Le gouvernement dos au mur, sommé d'amender le projet de loi travail

Publié le 26/02/2016 14:21
La ministre du Travail Myriam El Khomri arrive à l'Hôtel Matignon à Paris, le 18 février 2016 (Photo KENZO TRIBOUILLARD. AFP)

La ministre du Travail Myriam El Khomri arrive à l'Hôtel Matignon à Paris, le 18 février 2016 (Photo KENZO TRIBOUILLARD. AFP)

Après une semaine chahutée pour le gouvernement, qui a essuyé les tirs nourris de sa majorité, des syndicats et des internautes contre le projet de réforme du droit du travail, l'exécutif est face à un défi: amender rapidement son texte, sous peine de mettre les salariés dans la rue.

L'ultimatum est fixé à jeudi. "Si avant le 3 mars, il n'y a pas de changements significatifs, nous avons expliqué à la ministre (Myriam El Khomri) que ça allait être un problème", a prévenu la CFDT.

Deux intersyndicales sont prévues ce jour-là: une le matin, hébergée par l'Unsa, pour réfléchir à des contre-propositions, l'autre l'après-midi, à la CGT, pour "discuter des contours d'une mobilisation: mots d'ordre, date, grèves, manifestations". La date du 31 mars est évoquée, mais la CGT n'exclut pas "d'accélérer le processus" si d'autres syndicats le demandent.

La CFE-CGC, qui n'a pas battu le pavé depuis la réforme des retraites en 2010, est la plus pressée. Elle tranchera dès lundi.

Le projet de loi prévoit, entre autres, des référendums d'entreprise pour valider des accords minoritaires, une clarification des critères de licenciement économique, un plafonnement des indemnités prud'homales et la primauté des accords d'entreprise en matière de temps de travail.

Fait rare, le texte, jugé trop favorable aux employeurs, est parvenu à créer une relative union syndicale contre lui.

La CFDT, qui a accompagné la plupart des réformes de François Hollande, a signé mardi - avec la CGT, la CFE-CGC, l'Unsa, la FSU, Solidaires, l'Unef, l'UNL et la Fidl - un communiqué dénonçant un "projet élaboré sans réelle concertation" et réclamant le retrait du plafonnement des indemnités prud'homales.

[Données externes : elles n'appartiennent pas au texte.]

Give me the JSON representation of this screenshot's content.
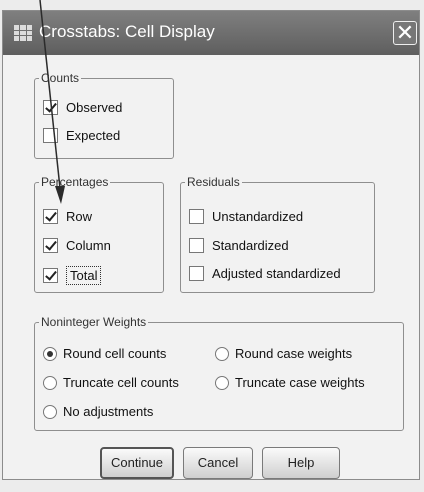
{
  "title": "Crosstabs: Cell Display",
  "close_glyph": "✕",
  "counts": {
    "title": "Counts",
    "options": [
      {
        "label": "Observed",
        "checked": true
      },
      {
        "label": "Expected",
        "checked": false
      }
    ]
  },
  "percentages": {
    "title": "Percentages",
    "options": [
      {
        "label": "Row",
        "checked": true
      },
      {
        "label": "Column",
        "checked": true
      },
      {
        "label": "Total",
        "checked": true
      }
    ]
  },
  "residuals": {
    "title": "Residuals",
    "options": [
      {
        "label": "Unstandardized",
        "checked": false
      },
      {
        "label": "Standardized",
        "checked": false
      },
      {
        "label": "Adjusted standardized",
        "checked": false
      }
    ]
  },
  "weights": {
    "title": "Noninteger Weights",
    "options": [
      {
        "label": "Round cell counts",
        "selected": true
      },
      {
        "label": "Round case weights",
        "selected": false
      },
      {
        "label": "Truncate cell counts",
        "selected": false
      },
      {
        "label": "Truncate case weights",
        "selected": false
      },
      {
        "label": "No adjustments",
        "selected": false
      }
    ]
  },
  "buttons": {
    "continue": "Continue",
    "cancel": "Cancel",
    "help": "Help"
  },
  "colors": {
    "titlebar": "#6e6e6e",
    "annotation_arrow": "#2b2b2b"
  }
}
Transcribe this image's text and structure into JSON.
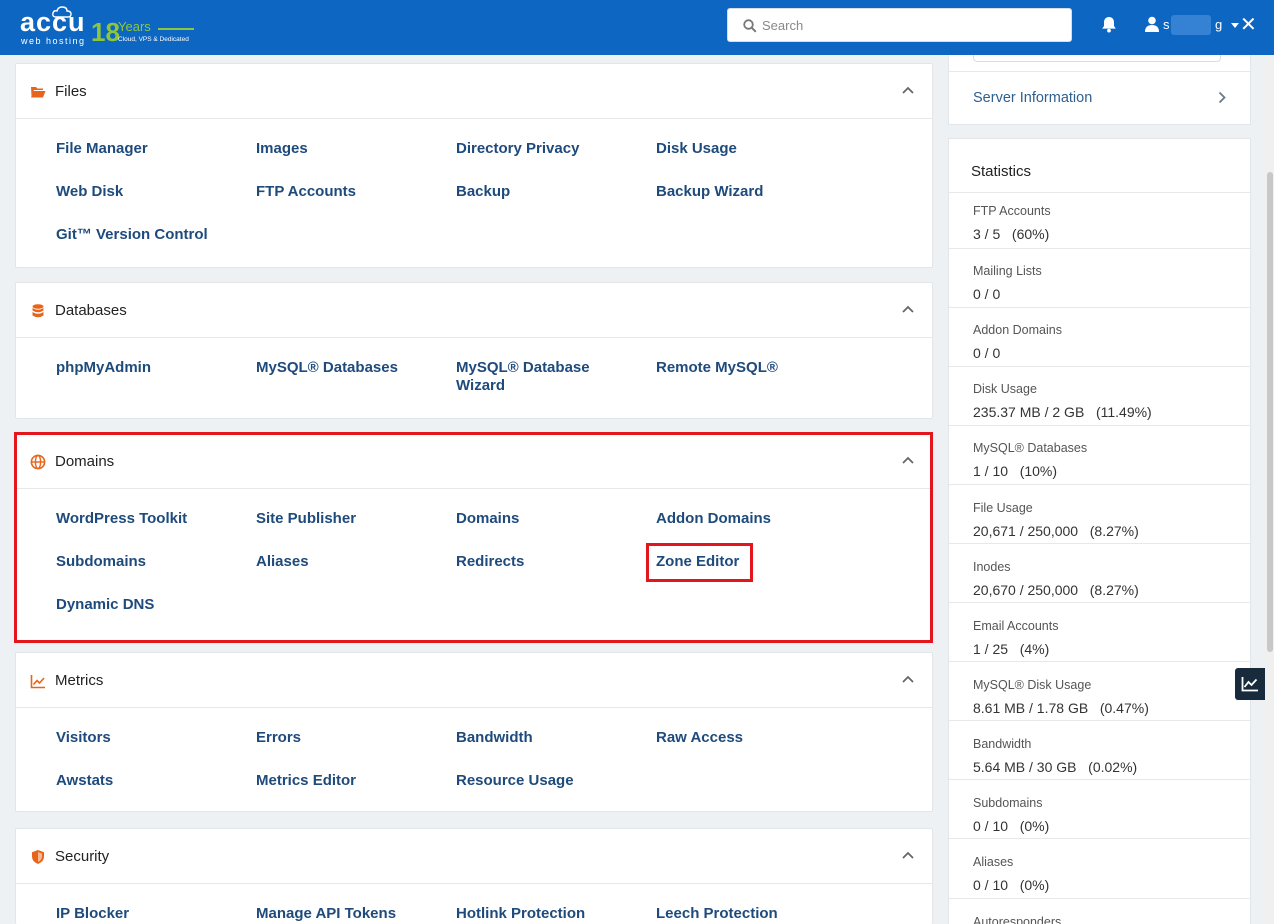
{
  "header": {
    "logo_main": "accu",
    "logo_sub": "web hosting",
    "logo_years_num": "18",
    "logo_years_word": "Years",
    "logo_tagline": "Cloud, VPS & Dedicated",
    "search_placeholder": "Search",
    "user_initial": "s",
    "user_suffix": "g",
    "colors": {
      "bar": "#0d66c2",
      "accent": "#8cc63f"
    }
  },
  "sections": {
    "files": {
      "title": "Files",
      "links": [
        "File Manager",
        "Images",
        "Directory Privacy",
        "Disk Usage",
        "Web Disk",
        "FTP Accounts",
        "Backup",
        "Backup Wizard",
        "Git™ Version Control"
      ]
    },
    "databases": {
      "title": "Databases",
      "links": [
        "phpMyAdmin",
        "MySQL® Databases",
        "MySQL® Database Wizard",
        "Remote MySQL®"
      ]
    },
    "domains": {
      "title": "Domains",
      "links": [
        "WordPress Toolkit",
        "Site Publisher",
        "Domains",
        "Addon Domains",
        "Subdomains",
        "Aliases",
        "Redirects",
        "Zone Editor",
        "Dynamic DNS"
      ]
    },
    "metrics": {
      "title": "Metrics",
      "links": [
        "Visitors",
        "Errors",
        "Bandwidth",
        "Raw Access",
        "Awstats",
        "Metrics Editor",
        "Resource Usage"
      ]
    },
    "security": {
      "title": "Security",
      "links": [
        "IP Blocker",
        "Manage API Tokens",
        "Hotlink Protection",
        "Leech Protection"
      ]
    }
  },
  "sidebar": {
    "server_information": "Server Information",
    "statistics_title": "Statistics",
    "stats": [
      {
        "label": "FTP Accounts",
        "value": "3 / 5   (60%)"
      },
      {
        "label": "Mailing Lists",
        "value": "0 / 0"
      },
      {
        "label": "Addon Domains",
        "value": "0 / 0"
      },
      {
        "label": "Disk Usage",
        "value": "235.37 MB / 2 GB   (11.49%)"
      },
      {
        "label": "MySQL® Databases",
        "value": "1 / 10   (10%)"
      },
      {
        "label": "File Usage",
        "value": "20,671 / 250,000   (8.27%)"
      },
      {
        "label": "Inodes",
        "value": "20,670 / 250,000   (8.27%)"
      },
      {
        "label": "Email Accounts",
        "value": "1 / 25   (4%)"
      },
      {
        "label": "MySQL® Disk Usage",
        "value": "8.61 MB / 1.78 GB   (0.47%)"
      },
      {
        "label": "Bandwidth",
        "value": "5.64 MB / 30 GB   (0.02%)"
      },
      {
        "label": "Subdomains",
        "value": "0 / 10   (0%)"
      },
      {
        "label": "Aliases",
        "value": "0 / 10   (0%)"
      },
      {
        "label": "Autoresponders",
        "value": ""
      }
    ]
  }
}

Mais l'union est fragile, faute de stratégie commune. Si la CGT et FO demandent le retrait pur et simple du texte, la CFDT ne réclame que des modifications.

La centrale réformiste a trois lignes rouges: le plafonnement des indemnités, le fait de restreindre au territoire national l'appréciation des difficultés économiques d'un grand groupe en cas de licenciement, et la liberté offerte aux PME de moduler unilatéralement le temps de travail de leurs salariés.

- Charge de Martine Aubry -

Mais comment satisfaire la CFDT sans perdre ses soutiens chez les employeurs ? Selon une source patronale, une fenêtre existe sur la question du barème des indemnités prud'homales. Deux évolutions seraient envisageables - rétablir un plancher et relever légèrement le plafond de 15 mois de salaire proposé par le gouvernement pour les salariés les plus anciens -, mais à condition d'abaisser le plafond pour ceux qui ont peu d'ancienneté.

Le texte a aussi froissé une partie du patronat, les artisans de l'UPA en tête, en colère contre une réforme des règles de représentativité patronale qui avantage les grandes entreprises.

La ministre du Travail Myriam El Khomri, qui a repris les consultations en catastrophe jeudi, s'est dite ouverte à des "amendements".

Dans son jeu d'équilibriste, le gouvernement doit aussi composer avec la farouche opposition d'une partie de sa majorité.

Martine Aubry, ex-ministre du Travail, a sonné la charge mercredi en cosignant une tribune incendiaire dans le Monde, avec Daniel Cohn-Bendit et plusieurs personnalités de gauche, pour qui le projet met "à bas" "toute la construction des relations sociales de notre pays".

Si des personnalités de droite sont prêtes à voter le texte, de nombreux parlementaires socialistes, pas seulement frondeurs, ont déjà menacé de s'y opposer, à commencer par le premier secrétaire du PS Jean-Christophe Cambadélis. L'examen du projet doit commencer en avril à l'Assemblée nationale. L'exécutif n'écarte pas un recours au 49-3, pour l'adopter sans vote, en engageant la responsabilité du gouvernement.

La bataille fait aussi rage sur internet. Une pétition, lancée par des militants associatifs et syndicaux, avait recueilli vendredi, en une semaine, plus de 620.000 signatures sur le site Change.org. Un record.

La ministre du Travail a répondu aux signataires jeudi soir. "Si certaines affirmations de cette pétition sont vraies, de nombreuses autres sont fausses et beaucoup sont incomplètes", a-t-elle écrit sur le site, jugeant le débat "salutaire".